[ RadSafe ] Myth Busters and Irradiated Cockroaches - Jan 30
don.mercado at lmco.com
Tue Jan 8 16:40:58 CST 2008
Stewart Farber wrote:
"Of interest to some, the 50th Anniversary of the HPSociety saw the
publication of "A Half Century of Health Physics [Ryan & Poston, Sr.,
editors). This publication on page 229 mentions that there was a 1988
HPS Special Publication: "Will Insects Inherit the Earth". See:
I recall seeing this 1988 HPS Special Publication, but don't have it at
hand. Perhaps someone has the complete citation to the 1988 HPS Special
Publication which should be directly relevant to this thread about
roaches and radiation resistance."
I just happen to have a copy here by my desk. ""Would the Insects
Inherit the Earth?" and Other Subjects of Concern to Those Who Worry
About Nuclear War" compiled and edited by Jack C. Greene and Daniel J.

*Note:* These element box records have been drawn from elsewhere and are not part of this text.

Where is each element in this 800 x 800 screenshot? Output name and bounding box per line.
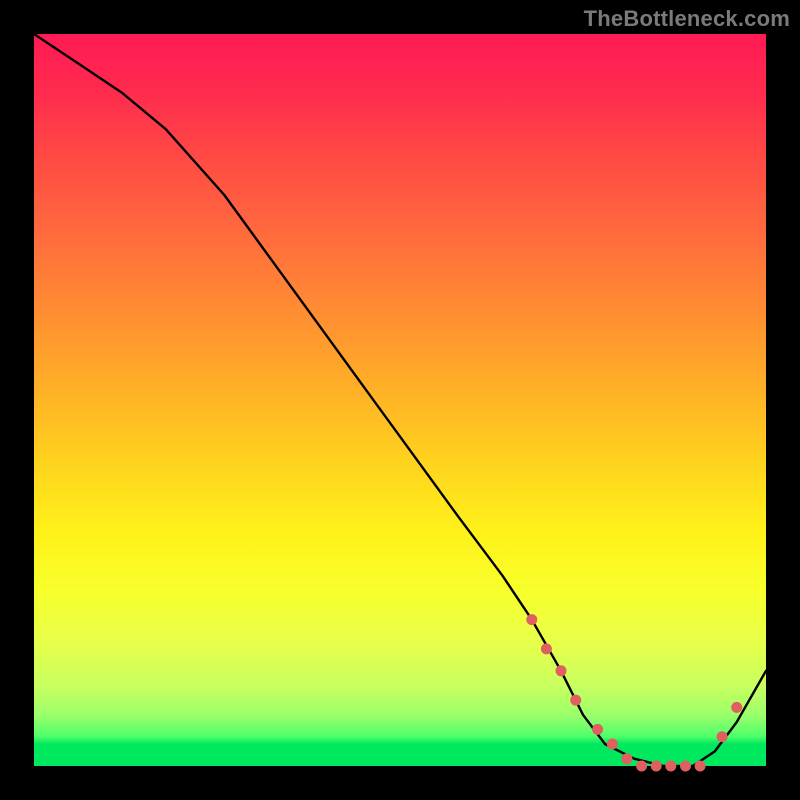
plot-area: [34, 34, 766, 766]
highlight-dot: [651, 761, 662, 772]
highlight-dot: [680, 761, 691, 772]
highlight-dot: [526, 614, 537, 625]
highlight-dot: [556, 665, 567, 676]
highlight-dot: [621, 753, 632, 764]
highlight-dot: [607, 739, 618, 750]
highlight-dot: [717, 731, 728, 742]
highlight-dot: [665, 761, 676, 772]
highlight-dots: [526, 614, 742, 771]
watermark-text: TheBottleneck.com: [584, 6, 790, 32]
highlight-dot: [695, 761, 706, 772]
curve-svg: [34, 34, 766, 766]
highlight-dot: [731, 702, 742, 713]
highlight-dot: [636, 761, 647, 772]
highlight-dot: [570, 695, 581, 706]
highlight-dot: [592, 724, 603, 735]
highlight-dot: [541, 643, 552, 654]
bottleneck-curve: [34, 34, 766, 766]
chart-frame: TheBottleneck.com: [0, 0, 800, 800]
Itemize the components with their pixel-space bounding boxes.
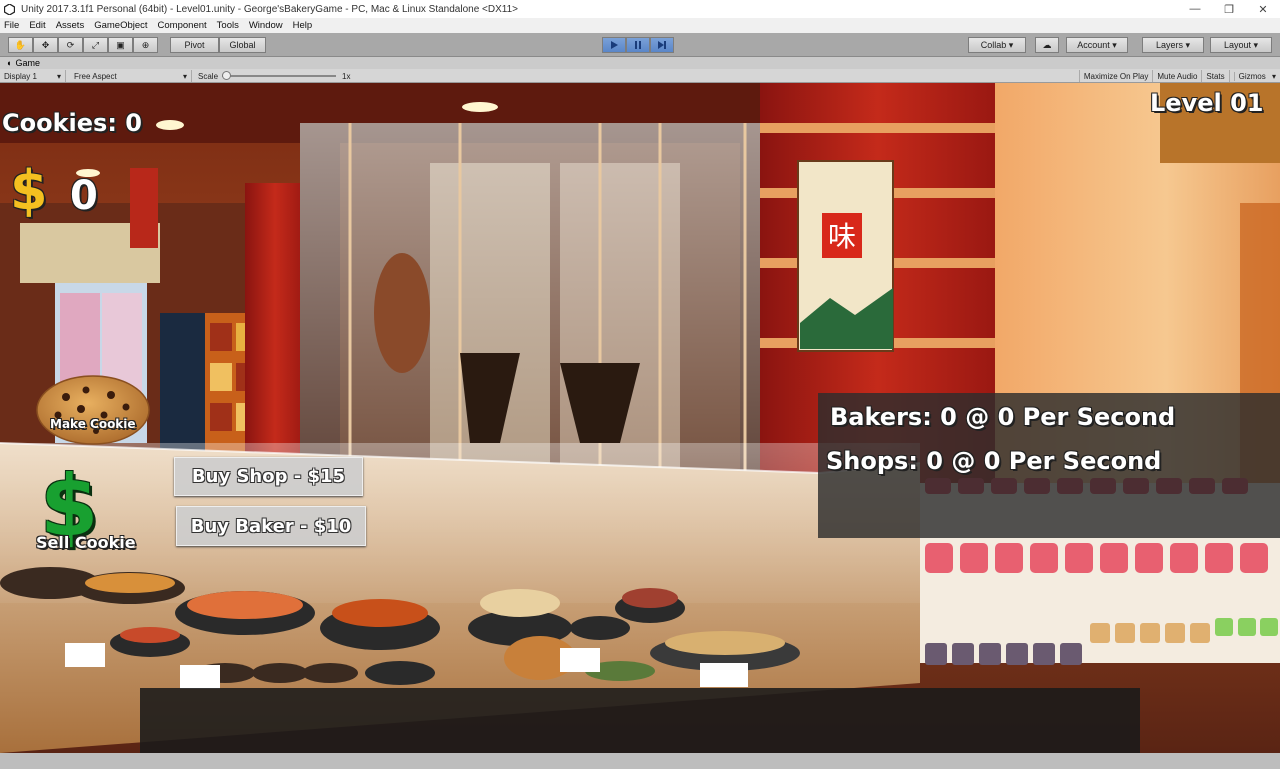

Strom. Published by Pergamon, copywrited by the HPS on 1988, ISBN
The book is a compilation of 34 questions and responses by experts.
There are some very notable names here including Edward Teller, Ken
Skrable, etc. D.A. Crossley, Jr. responds to the question, "Would you
care to speculate about the consequences to the insects if a nuclear
attack on this country should occur, producing fairly high-level
widespread radiological contamination?" In his response he talks about
various factors that control insect population, their relative
insensitivity to radiation exposure, and other variables. What happens
to the insects depends on how much radiation they are exposed to. At
first there would be a lot of dead and sterile insects. Those buried in
the ground wouldn't be exposed as much as those on the surface. So he
says, "Given the variability (of exposure - DPM) to be expected even in
widespread contamination, it seems likely that insects would not only
survive, but under some conditions would reach outbreak conditions."
In his last paragraph he states," Ultimately, the "sage" may be correct.
Cockroaches may be the final beneficiaries of all of our labor. They are
able to feed on the dead, decaying organic matter which we might produce
in great supply. Cockroaches are fairly radiosensitive as insects go,
however; I think I would put my money on one of the little fungus gnats
or chironomid flies. Even given the "Nuclear Winter," the final observer
of our stewardship of the earth may be a melancholy gnat."
The book also discusses nuclear power plants as potential targets in a
nuclear war, home made atomic bombs, naturally occurring fallout
protection, etc. . Interesting reading.